From the article, written by David Dobbs:
These studies help explain why teens behave with such vexing inconsistency: beguiling at breakfast, disgusting at dinner; masterful on Monday, sleepwalking on Saturday. Along with lacking experience generally, they’re still learning to use their brain’s new networks. Stress, fatigue, or challenges can cause a misfire. Abigail Baird, a Vassar psychologist who studies teens, calls this neural gawkiness—an equivalent to the physical awkwardness teens sometimes display while mastering their growing bodies.
Dobbs gives some advice about dealing with teenagers. For instance, why do they take so many risks?
To see past the distracting, dopey teenager and glimpse the adaptive adolescent within, we should look not at specific, sometimes startling, behaviors, such as skateboarding down stairways or dating fast company, but at the broader traits that underlie those acts.
Let’s start with the teen’s love of the thrill. We all like new and exciting things, but we never value them more highly than we do during adolescence. Here we hit a high in what behavioral scientists call sensation seeking: the hunt for the neural buzz, the jolt of the unusual or unexpected.
Risk-taking peaks during the teenage years.
This shows reliably in the lab, where teens take more chances in controlled experiments involving everything from card games to simulated driving. And it shows in real life, where the period from roughly 15 to 25 brings peaks in all sorts of risky ventures and ugly outcomes. This age group dies of accidents of almost every sort (other than work accidents) at high rates. Most long-term drug or alcohol abuse starts during adolescence, and even people who later drink responsibly often drink too much as teens. Especially in cultures where teenage driving is common, this takes a gory toll: In the U.S., one in three teen deaths is from car crashes, many involving alcohol.
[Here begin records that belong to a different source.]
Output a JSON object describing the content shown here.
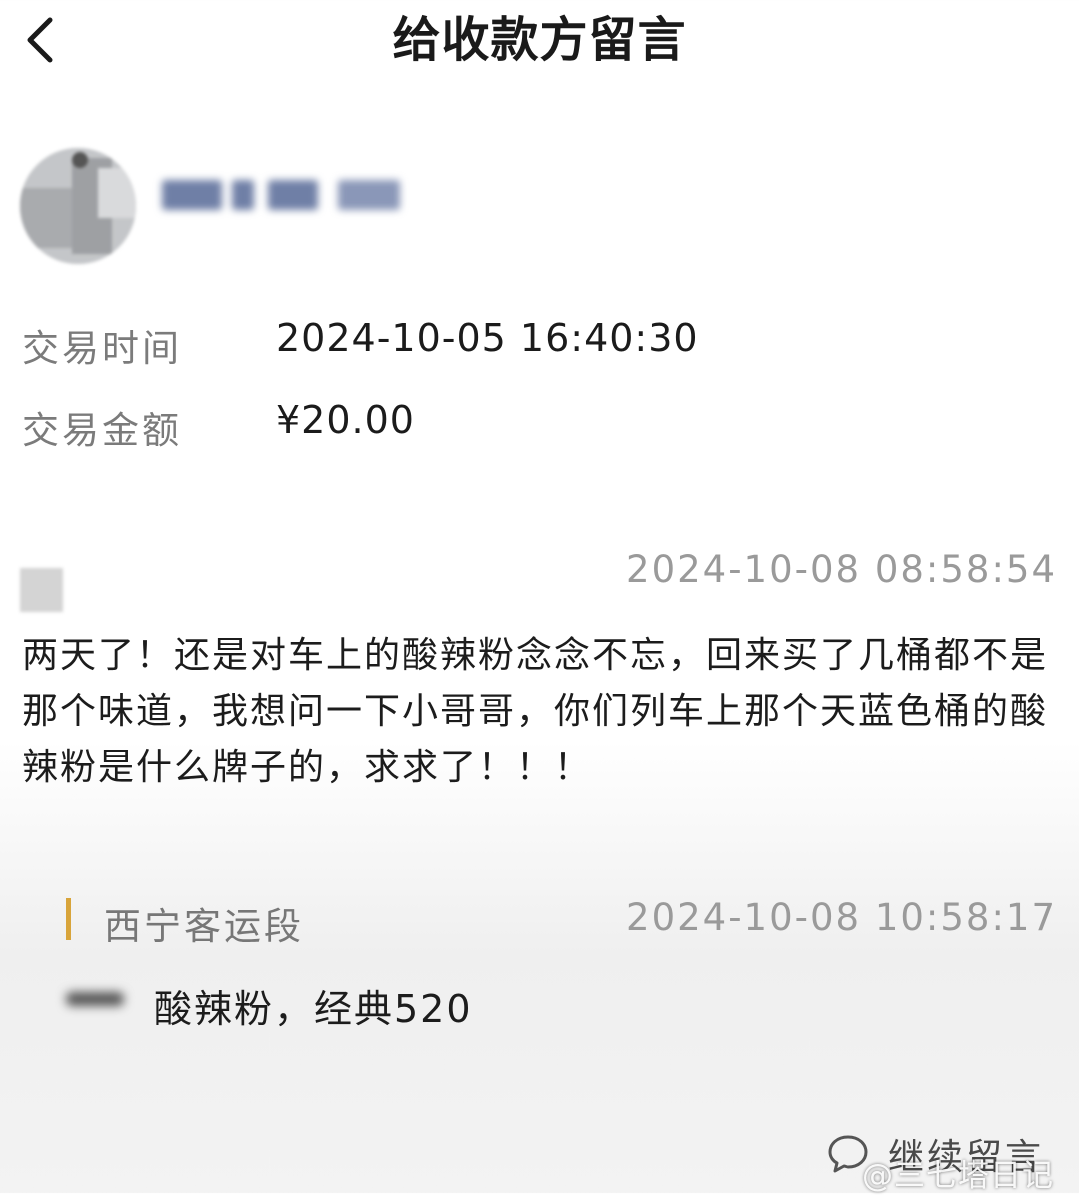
{
  "header": {
    "title": "给收款方留言",
    "back_icon": "chevron-left-icon"
  },
  "payer": {
    "avatar_icon": "avatar-blurred"
  },
  "transaction": {
    "time_label": "交易时间",
    "time_value": "2024-10-05 16:40:30",
    "amount_label": "交易金额",
    "amount_value": "¥20.00"
  },
  "message": {
    "timestamp": "2024-10-08 08:58:54",
    "text": "两天了！还是对车上的酸辣粉念念不忘，回来买了几桶都不是那个味道，我想问一下小哥哥，你们列车上那个天蓝色桶的酸辣粉是什么牌子的，求求了！！！"
  },
  "reply": {
    "sender": "西宁客运段",
    "timestamp": "2024-10-08 10:58:17",
    "text": "酸辣粉，经典520",
    "accent_color": "#d8a43a"
  },
  "footer": {
    "continue_label": "继续留言",
    "continue_icon": "speech-bubble-icon"
  },
  "watermark": {
    "text": "@三七塔日记"
  }
}
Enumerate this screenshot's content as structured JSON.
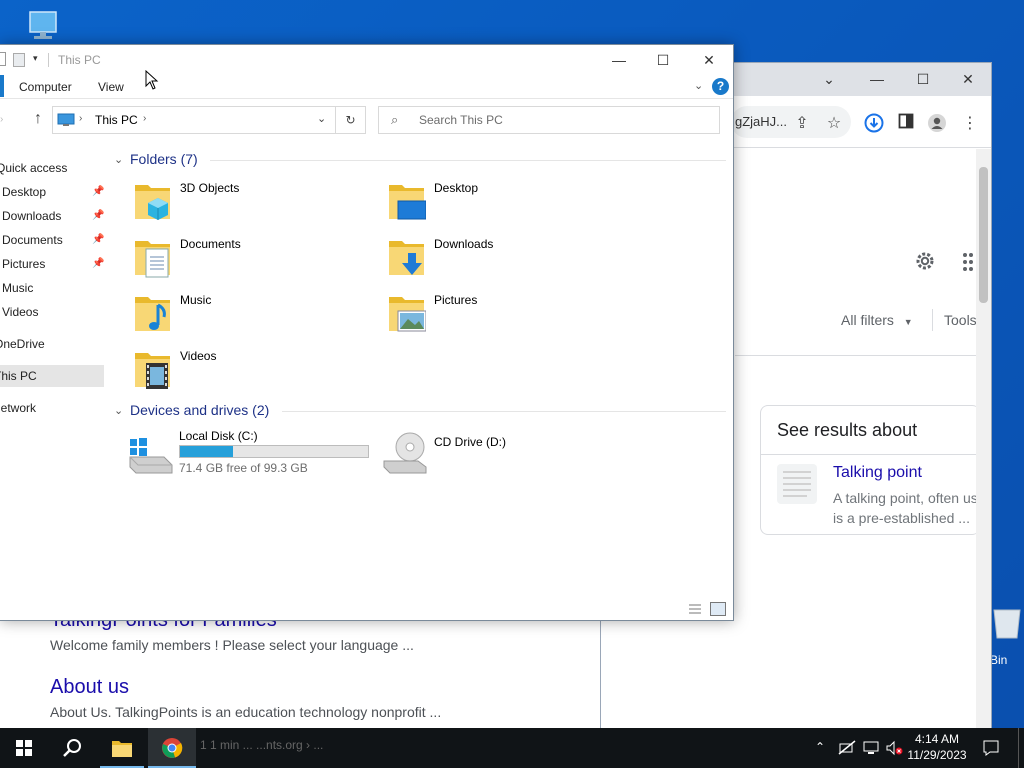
{
  "desktop": {
    "recycle_bin_partial": "Bin"
  },
  "chrome": {
    "address_fragment": "gZjaHJ...",
    "filters": {
      "all_filters": "All filters",
      "tools": "Tools"
    },
    "knowledge_panel": {
      "heading": "See results about",
      "item_title": "Talking point",
      "item_desc_line1": "A talking point, often us",
      "item_desc_line2": "is a pre-established ..."
    },
    "results": [
      {
        "title": "TalkingPoints for Families",
        "snippet": "Welcome family members ! Please select your language ..."
      },
      {
        "title": "About us",
        "snippet": "About Us. TalkingPoints is an education technology nonprofit ..."
      }
    ],
    "partial_bottom_text": "1 1 min ... ...nts.org › ..."
  },
  "explorer": {
    "title": "This PC",
    "ribbon_tabs": [
      "Computer",
      "View"
    ],
    "address": {
      "path": "This PC"
    },
    "search_placeholder": "Search This PC",
    "nav": {
      "quick_access": "Quick access",
      "items": [
        "Desktop",
        "Downloads",
        "Documents",
        "Pictures",
        "Music",
        "Videos"
      ],
      "onedrive": "OneDrive",
      "this_pc": "This PC",
      "network": "Network"
    },
    "folders_header": "Folders (7)",
    "folders": [
      "3D Objects",
      "Desktop",
      "Documents",
      "Downloads",
      "Music",
      "Pictures",
      "Videos"
    ],
    "devices_header": "Devices and drives (2)",
    "drives": [
      {
        "name": "Local Disk (C:)",
        "free_text": "71.4 GB free of 99.3 GB",
        "used_fraction": 0.28
      },
      {
        "name": "CD Drive (D:)"
      }
    ]
  },
  "taskbar": {
    "time": "4:14 AM",
    "date": "11/29/2023"
  },
  "colors": {
    "desktop_blue": "#0b63c9",
    "folder_yellow": "#f4c542",
    "link_blue": "#1a0dab",
    "section_blue": "#1e3287",
    "progress_blue": "#26a0da"
  }
}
But it’s not that they don’t recognize risks, Dobbs explains. Teens actually tend to overestimate risk. But they’re more willing to take a risk because of the potential reward:
Teens take more risks not because they don’t understand the dangers but because they weigh risk versus reward differently: In situations where risk can get them something they want, they value the reward more heavily than adults do.
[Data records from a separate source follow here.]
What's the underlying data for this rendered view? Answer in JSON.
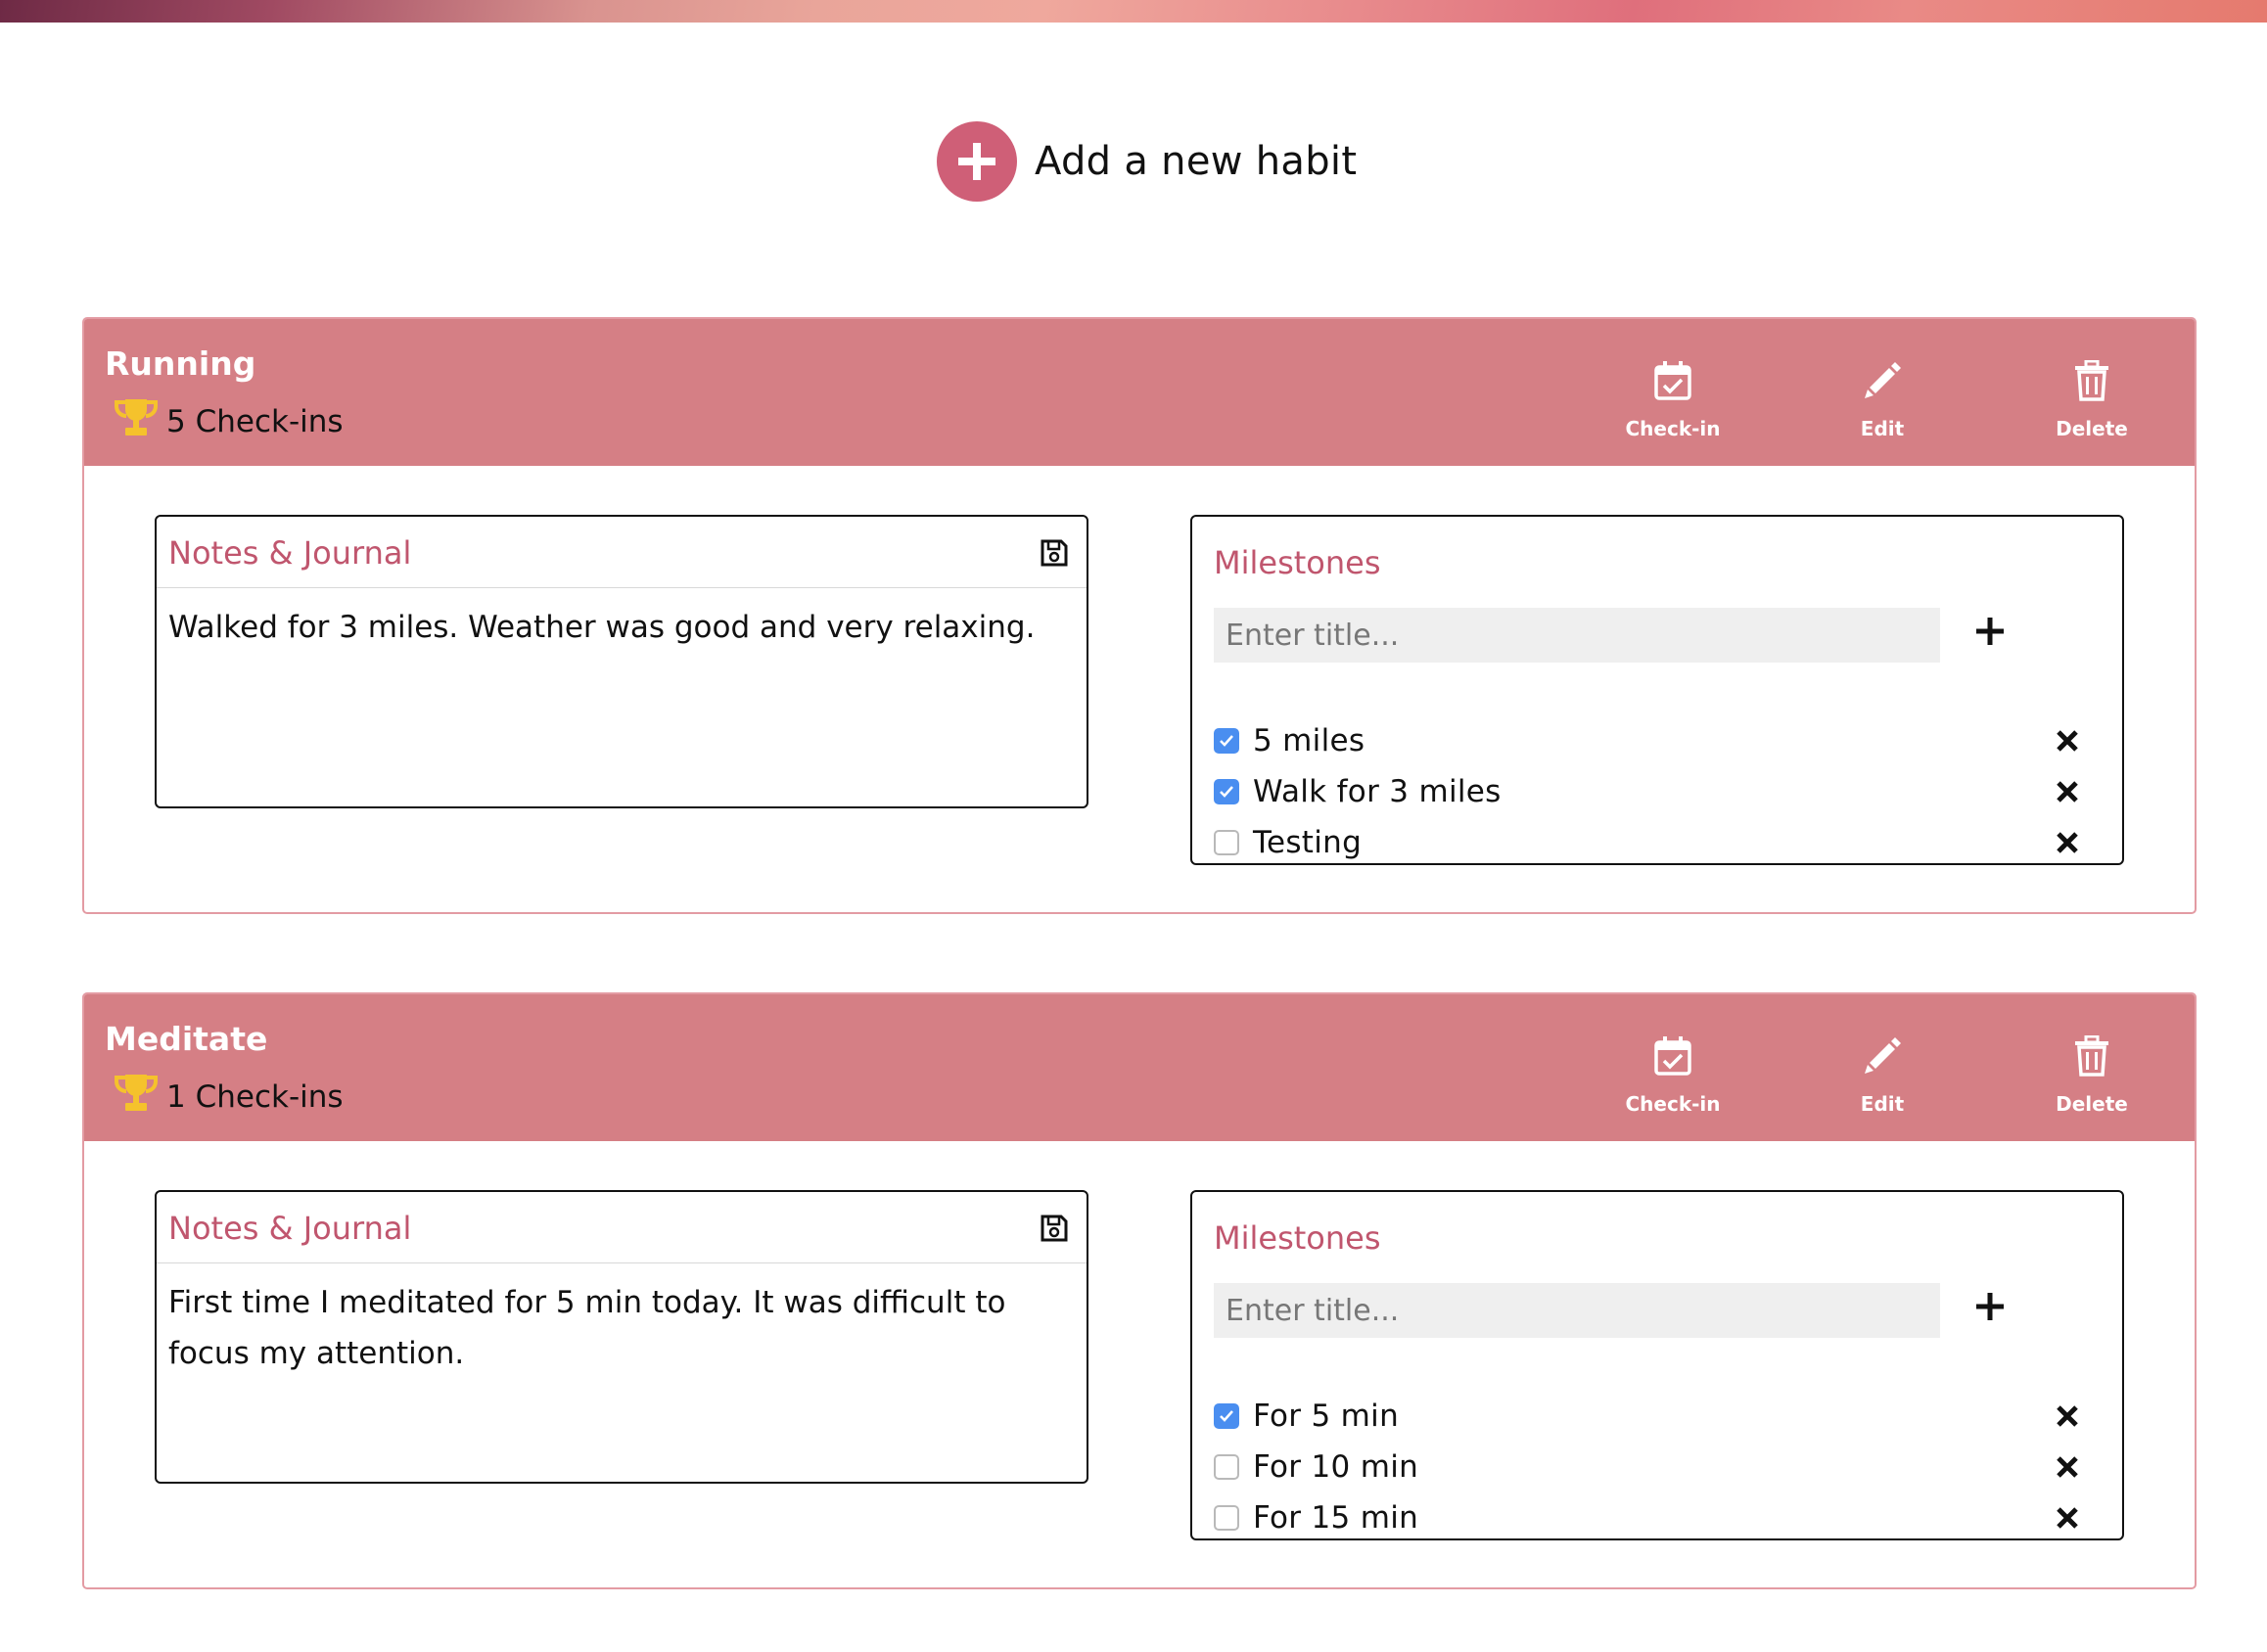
{
  "add_habit": {
    "label": "Add a new habit"
  },
  "colors": {
    "accent": "#cf5f77",
    "header": "#d57f85",
    "title_text": "#c0566e",
    "check": "#4a8ef0",
    "trophy": "#f5c22c"
  },
  "actions": {
    "checkin": "Check-in",
    "edit": "Edit",
    "delete": "Delete"
  },
  "habits": [
    {
      "title": "Running",
      "checkins": "5 Check-ins",
      "notes_title": "Notes & Journal",
      "notes_text": "Walked for 3 miles. Weather was good and very relaxing.",
      "milestones_title": "Milestones",
      "input_placeholder": "Enter title...",
      "milestones": [
        {
          "label": "5 miles",
          "checked": true
        },
        {
          "label": "Walk for 3 miles",
          "checked": true
        },
        {
          "label": "Testing",
          "checked": false
        }
      ]
    },
    {
      "title": "Meditate",
      "checkins": "1 Check-ins",
      "notes_title": "Notes & Journal",
      "notes_text": "First time I meditated for 5 min today. It was difficult to focus my attention.",
      "milestones_title": "Milestones",
      "input_placeholder": "Enter title...",
      "milestones": [
        {
          "label": "For 5 min",
          "checked": true
        },
        {
          "label": "For 10 min",
          "checked": false
        },
        {
          "label": "For 15 min",
          "checked": false
        }
      ]
    }
  ]
}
Social pay-offs are among the biggest rewards. This means teens will take bigger risks while among their peers than while alone, because their social worlds are their whole worlds. And the process of having a crazy, changing, elastic brain during teenagerdom is completely necessary for the development of a sound, responsible adult brain. So be patient with your crazed teens, moms and dads. In a lot of ways, they can’t help it.